En somme cet ouvrage ouvre cent portes, délivre mille petits secrets. Il offre une narration illustrée et analytique de la vie de Jésus et de Marie, mais surtout, tant par la richesse et la qualité des images que par les commentaires qui les accompagnent, il suscite chez le lecteur la même émotion que celle qu’éprouva le maître à composer son œuvre, et celle que le public ressentit, d’abord quand le retable fut triomphalement transporté de la bottega de l’artiste à la cathédrale de Sienne, puis quand il contempla l’œuvre installée sur le maître-autel (même si le recto du retable n’était visible que des religieux). Une œuvre bien loin de s’adresser aux analphabètes, comme on considère souvent – non sans raison – les fresques narratives de l’histoire sainte, visant à éveiller la participation émotionnelle des fidèles, invités à vivre eux aussi la Passion du Christ et à sentir dans leur âme les sept douleurs qui percèrent le cœur de Marie.
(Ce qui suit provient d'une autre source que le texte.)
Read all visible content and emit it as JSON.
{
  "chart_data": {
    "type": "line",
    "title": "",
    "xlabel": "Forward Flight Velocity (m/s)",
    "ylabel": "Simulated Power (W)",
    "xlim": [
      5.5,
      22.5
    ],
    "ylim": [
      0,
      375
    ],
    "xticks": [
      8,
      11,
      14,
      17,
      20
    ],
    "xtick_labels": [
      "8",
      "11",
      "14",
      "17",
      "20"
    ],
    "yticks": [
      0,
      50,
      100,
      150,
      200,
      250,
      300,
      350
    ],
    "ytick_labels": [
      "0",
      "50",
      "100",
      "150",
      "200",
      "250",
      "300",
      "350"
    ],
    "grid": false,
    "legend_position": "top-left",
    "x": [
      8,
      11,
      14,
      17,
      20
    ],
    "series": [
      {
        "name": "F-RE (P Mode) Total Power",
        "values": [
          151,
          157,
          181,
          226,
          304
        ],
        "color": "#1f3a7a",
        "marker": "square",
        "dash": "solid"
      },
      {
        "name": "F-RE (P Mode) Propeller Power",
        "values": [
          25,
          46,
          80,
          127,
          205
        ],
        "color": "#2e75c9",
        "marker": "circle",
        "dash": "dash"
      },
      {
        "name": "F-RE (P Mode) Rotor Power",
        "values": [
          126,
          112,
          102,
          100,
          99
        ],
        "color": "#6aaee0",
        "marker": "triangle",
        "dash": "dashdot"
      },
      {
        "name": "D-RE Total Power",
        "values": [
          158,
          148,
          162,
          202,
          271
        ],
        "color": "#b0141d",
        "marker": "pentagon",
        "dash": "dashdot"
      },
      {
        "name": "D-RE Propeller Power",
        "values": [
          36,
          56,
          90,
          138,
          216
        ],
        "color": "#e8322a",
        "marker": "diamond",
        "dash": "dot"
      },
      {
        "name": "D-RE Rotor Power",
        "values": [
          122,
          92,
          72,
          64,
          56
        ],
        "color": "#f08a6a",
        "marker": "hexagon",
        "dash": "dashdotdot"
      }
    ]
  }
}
Interprétant de façon à la fois fidèle et personnelle les quatre Évangiles et quelques textes populaires de la tradition, s’écartant de la rigide iconographie byzantine mais conservant la lumière des fonds d’or et le vêtement chrysographié du Christ ressuscité, Duccio, comme l’écrit Michel Feuillet en conclusion de son ouvrage, « fait resplendir l’Évangile en majesté ». Et Michel Feuillet lui-même, grâce à sa patiente et généreuse exégèse, par ce beau livre d’art le met à notre portée.